1 1/4 pound tri-tip (bottom sirloin/culotte) steaks

1/2 teaspoon freshly cracked black pepper
1 1/2 teaspoons sugar
2 cloves garlic, minced
2 tablespoons oyster sauce
1 teaspoon fish sauce
1 tablespoon light (regular) soy sauce, or 2 teaspoons light (regular) and 1 teaspoon dark (thick) soy sauce

1 shallot, thinly sliced (1/4 cup total)
1 1/2 teaspoon sugar
1 or 2 pinches salt
3 to 5 cracks black pepper
1 1/2 tablespoons unseasoned rice vinegar
2 tablespoons water

4 cups watercress, use only the tender leafy parts
2 tablespoon canola or peanut oil

Trim excess fat from the steaks and then cut each into 3/4-inch cubes. In a bowl, combine the pepper, sugar, garlic, oyster sauce, fish sauce and soy sauce. Add the beef and toss well to coat. Set aside to marinate for 20 minutes or up to 2 hours.

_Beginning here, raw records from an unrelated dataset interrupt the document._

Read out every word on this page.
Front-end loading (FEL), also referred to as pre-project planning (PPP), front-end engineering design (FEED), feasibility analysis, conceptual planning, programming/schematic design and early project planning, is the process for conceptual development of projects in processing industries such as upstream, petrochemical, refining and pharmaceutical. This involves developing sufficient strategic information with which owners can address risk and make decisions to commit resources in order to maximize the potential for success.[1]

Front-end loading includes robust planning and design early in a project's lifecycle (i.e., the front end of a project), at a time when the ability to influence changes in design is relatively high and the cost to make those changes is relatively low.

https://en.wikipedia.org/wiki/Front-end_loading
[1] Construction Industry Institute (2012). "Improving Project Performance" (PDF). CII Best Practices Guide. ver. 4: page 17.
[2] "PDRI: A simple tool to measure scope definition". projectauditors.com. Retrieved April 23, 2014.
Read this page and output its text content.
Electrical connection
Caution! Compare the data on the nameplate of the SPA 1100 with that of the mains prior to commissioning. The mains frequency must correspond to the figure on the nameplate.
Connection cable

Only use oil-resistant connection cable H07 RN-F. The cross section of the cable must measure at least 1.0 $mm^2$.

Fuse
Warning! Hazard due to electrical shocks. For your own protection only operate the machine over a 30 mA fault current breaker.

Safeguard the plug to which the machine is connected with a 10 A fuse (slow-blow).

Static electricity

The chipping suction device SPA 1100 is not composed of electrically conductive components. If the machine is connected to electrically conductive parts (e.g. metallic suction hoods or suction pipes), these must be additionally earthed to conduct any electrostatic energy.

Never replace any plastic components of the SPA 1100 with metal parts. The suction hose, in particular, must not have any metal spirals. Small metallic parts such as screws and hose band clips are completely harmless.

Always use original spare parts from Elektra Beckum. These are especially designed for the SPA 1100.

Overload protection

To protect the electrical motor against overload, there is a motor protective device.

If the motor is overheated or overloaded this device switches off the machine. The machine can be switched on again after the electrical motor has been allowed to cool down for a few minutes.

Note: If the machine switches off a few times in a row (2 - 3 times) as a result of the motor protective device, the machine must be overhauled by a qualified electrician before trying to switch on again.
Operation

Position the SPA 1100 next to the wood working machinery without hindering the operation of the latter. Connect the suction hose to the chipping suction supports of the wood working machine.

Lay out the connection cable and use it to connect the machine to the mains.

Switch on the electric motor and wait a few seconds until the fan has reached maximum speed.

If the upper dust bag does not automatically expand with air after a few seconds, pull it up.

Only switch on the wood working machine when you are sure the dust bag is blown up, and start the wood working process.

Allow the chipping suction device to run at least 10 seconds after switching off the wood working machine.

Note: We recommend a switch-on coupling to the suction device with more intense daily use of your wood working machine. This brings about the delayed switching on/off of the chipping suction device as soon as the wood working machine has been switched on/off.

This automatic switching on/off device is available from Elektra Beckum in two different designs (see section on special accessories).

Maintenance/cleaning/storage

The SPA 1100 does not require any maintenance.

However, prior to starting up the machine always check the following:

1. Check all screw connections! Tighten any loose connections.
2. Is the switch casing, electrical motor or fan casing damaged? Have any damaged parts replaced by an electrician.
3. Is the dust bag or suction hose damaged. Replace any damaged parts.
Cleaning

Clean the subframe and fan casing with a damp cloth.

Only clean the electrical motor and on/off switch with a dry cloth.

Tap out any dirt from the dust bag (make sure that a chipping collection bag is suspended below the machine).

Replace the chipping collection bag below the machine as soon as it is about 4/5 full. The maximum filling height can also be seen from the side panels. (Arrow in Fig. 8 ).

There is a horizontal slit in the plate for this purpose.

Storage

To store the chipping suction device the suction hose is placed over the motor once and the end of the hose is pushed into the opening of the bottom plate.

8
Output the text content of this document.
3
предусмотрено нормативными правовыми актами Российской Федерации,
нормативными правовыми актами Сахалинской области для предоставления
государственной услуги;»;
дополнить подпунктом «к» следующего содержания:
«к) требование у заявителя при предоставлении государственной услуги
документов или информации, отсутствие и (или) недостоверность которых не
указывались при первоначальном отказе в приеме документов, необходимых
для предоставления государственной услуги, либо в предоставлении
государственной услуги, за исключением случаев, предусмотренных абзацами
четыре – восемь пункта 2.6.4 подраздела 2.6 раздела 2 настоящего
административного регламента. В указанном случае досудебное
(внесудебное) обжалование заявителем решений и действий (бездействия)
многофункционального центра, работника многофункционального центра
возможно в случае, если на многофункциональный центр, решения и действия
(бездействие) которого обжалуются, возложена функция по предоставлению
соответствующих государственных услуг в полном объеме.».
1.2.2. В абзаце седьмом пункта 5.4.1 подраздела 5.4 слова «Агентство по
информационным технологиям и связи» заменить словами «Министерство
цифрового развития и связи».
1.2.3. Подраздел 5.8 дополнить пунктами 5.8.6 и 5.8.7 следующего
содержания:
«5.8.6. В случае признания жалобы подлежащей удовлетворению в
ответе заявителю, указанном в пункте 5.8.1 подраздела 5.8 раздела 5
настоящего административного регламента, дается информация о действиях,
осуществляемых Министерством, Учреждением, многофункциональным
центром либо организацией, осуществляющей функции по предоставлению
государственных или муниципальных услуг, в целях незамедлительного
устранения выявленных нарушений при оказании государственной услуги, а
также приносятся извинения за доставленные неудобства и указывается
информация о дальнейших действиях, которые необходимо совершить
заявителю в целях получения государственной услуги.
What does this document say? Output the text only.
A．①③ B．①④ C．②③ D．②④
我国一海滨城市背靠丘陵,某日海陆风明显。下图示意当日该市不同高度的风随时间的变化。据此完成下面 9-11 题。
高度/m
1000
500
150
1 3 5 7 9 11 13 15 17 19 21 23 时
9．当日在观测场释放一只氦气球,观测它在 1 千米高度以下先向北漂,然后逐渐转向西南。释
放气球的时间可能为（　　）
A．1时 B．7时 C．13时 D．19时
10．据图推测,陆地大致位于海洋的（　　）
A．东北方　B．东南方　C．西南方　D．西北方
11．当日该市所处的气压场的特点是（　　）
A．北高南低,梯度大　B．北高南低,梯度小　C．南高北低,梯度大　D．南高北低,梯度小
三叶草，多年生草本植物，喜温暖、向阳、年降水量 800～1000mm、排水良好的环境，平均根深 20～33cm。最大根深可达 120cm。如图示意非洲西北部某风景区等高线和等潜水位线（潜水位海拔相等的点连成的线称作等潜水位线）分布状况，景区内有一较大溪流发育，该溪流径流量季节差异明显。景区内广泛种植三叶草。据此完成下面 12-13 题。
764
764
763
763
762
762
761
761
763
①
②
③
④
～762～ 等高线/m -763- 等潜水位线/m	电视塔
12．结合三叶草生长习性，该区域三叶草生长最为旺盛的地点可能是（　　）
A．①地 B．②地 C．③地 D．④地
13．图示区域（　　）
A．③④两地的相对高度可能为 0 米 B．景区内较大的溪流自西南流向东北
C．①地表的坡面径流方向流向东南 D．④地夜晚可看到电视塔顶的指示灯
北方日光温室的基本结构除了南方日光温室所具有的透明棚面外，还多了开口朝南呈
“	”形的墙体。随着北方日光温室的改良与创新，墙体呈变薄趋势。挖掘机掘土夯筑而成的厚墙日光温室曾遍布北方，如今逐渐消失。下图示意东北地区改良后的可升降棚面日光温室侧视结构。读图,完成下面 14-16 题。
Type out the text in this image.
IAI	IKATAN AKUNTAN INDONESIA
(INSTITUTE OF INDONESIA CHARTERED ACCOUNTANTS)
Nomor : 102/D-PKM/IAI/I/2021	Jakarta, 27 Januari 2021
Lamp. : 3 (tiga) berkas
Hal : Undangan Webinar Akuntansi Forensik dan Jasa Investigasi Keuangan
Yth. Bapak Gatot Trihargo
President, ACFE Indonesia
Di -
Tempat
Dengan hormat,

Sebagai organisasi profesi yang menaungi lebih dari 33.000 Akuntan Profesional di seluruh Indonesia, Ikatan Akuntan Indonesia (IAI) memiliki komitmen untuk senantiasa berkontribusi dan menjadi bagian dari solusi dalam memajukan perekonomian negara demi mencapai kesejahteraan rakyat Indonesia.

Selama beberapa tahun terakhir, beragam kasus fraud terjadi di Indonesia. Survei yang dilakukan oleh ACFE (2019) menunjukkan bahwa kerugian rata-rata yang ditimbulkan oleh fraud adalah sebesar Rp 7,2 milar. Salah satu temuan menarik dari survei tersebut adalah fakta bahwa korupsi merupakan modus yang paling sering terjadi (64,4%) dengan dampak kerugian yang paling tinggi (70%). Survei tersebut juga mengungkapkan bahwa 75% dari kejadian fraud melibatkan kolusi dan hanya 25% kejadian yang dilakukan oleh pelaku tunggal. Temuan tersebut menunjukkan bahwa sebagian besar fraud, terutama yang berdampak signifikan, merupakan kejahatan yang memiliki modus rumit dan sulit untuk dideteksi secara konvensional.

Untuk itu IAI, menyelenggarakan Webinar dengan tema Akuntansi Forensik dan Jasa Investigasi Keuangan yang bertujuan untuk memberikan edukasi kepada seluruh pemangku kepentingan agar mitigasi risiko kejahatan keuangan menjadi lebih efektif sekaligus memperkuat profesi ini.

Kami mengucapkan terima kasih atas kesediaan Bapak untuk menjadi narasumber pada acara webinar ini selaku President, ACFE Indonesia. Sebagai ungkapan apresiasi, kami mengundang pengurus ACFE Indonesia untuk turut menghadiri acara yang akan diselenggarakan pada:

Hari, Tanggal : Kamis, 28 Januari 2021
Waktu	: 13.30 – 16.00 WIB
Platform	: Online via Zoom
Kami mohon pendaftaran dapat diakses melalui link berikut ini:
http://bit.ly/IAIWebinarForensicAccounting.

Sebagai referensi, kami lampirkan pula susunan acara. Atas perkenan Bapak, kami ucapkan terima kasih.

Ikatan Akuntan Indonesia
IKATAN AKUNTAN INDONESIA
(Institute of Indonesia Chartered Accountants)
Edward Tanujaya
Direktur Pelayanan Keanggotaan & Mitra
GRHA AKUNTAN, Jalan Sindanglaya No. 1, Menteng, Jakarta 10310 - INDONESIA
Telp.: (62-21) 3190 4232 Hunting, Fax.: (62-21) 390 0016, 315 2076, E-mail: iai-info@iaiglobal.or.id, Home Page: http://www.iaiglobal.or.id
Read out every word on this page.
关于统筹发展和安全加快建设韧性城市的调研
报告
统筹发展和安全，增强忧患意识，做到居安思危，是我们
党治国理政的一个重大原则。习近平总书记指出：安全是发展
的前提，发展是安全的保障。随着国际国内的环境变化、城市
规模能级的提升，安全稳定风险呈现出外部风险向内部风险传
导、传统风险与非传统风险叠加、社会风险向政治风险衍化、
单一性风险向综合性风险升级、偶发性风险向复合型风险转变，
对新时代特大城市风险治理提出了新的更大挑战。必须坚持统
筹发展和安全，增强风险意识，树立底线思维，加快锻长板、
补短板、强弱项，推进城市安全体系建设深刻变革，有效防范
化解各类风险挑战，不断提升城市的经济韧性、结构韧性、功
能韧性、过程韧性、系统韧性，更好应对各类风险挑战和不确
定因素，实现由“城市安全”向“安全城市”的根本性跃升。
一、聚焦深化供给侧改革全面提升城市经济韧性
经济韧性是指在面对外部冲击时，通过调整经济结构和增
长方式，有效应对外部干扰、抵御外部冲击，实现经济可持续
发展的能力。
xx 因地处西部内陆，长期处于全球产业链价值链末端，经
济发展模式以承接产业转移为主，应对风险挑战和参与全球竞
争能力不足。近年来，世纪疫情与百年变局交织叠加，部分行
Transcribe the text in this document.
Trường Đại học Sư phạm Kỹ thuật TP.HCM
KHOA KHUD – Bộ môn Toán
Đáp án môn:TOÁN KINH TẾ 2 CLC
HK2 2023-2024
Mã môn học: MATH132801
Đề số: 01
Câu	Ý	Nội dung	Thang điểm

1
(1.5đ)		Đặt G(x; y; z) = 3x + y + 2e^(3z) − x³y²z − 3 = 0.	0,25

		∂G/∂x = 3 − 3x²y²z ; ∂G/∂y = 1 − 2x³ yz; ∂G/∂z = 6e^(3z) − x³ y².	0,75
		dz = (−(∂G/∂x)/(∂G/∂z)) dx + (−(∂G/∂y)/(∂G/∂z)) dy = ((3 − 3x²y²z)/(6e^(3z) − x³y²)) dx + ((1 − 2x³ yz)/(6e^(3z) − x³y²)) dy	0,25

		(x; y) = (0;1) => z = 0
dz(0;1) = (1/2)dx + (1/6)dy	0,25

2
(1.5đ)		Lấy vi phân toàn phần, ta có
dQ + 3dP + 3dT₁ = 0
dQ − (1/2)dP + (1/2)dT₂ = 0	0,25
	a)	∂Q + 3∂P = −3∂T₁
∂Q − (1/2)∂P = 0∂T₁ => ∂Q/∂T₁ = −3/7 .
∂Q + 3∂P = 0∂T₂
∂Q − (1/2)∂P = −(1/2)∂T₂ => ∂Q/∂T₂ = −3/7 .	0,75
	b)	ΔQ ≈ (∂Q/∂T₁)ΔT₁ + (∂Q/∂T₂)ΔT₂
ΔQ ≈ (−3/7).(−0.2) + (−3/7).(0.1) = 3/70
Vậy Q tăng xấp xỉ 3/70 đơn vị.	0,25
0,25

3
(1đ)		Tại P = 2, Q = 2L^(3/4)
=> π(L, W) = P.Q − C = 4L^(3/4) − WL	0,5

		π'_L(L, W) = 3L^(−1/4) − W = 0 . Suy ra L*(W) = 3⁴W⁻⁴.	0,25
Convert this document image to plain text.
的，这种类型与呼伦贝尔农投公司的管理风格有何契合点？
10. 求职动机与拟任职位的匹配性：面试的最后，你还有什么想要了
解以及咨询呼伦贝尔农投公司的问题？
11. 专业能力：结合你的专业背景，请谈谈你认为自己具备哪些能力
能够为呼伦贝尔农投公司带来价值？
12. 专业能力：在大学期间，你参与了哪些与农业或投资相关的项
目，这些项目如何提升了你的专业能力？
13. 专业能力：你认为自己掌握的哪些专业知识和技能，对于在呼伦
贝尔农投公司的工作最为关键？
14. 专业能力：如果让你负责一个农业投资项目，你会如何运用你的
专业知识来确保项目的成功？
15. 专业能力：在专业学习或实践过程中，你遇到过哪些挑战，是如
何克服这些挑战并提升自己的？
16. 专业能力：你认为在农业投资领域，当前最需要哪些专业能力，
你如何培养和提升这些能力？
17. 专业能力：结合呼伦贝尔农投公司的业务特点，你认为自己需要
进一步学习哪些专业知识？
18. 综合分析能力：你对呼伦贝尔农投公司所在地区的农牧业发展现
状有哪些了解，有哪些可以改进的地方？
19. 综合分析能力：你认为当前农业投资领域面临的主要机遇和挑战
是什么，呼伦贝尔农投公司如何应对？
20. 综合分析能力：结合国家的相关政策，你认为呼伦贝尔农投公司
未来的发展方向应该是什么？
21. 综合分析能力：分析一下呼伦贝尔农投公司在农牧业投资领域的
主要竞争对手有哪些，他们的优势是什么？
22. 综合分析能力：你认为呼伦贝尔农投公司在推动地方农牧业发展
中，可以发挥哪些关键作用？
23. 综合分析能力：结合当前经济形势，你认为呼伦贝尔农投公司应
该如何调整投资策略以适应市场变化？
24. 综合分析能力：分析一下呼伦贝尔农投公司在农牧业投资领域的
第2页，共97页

For the dressing, put the shallot in a mesh strainer and rinse under water for about 10 seconds to reduce some of the harshness. In large mixing bowl, combine the sugar, salt, pepper, vinegar and water. Stir to dissolve the sugar. Add the shallot. Put the watercress on top but hold off on tossing.

Heat the oil in a wok or large skillet over high heat. Add the beef and spread it out in one layer. Cook in batches, if necessary. Let the beef sear for about 1 minute, before shaking the wok or skillet to sear another side. Cook for another 30 seconds or so and shake. Cook the beef this way for about 4 minutes total, until nicely browned and medium rare.

In between shakes, toss the watercress and transfer onto a platter or serving dish. When the beef is done, pile the beef on top of the watercress and serve immediately with lots of rice.

Use both the light and dark soy sauces if you want a little extra deep color. Feel free to dress up the final platter with some tomato wedges. If serving without the watercress, opt to present the beef with a side of salt, pepper, lime dipping sauce (muoi tieu chanh) for guests to dip the cubes in.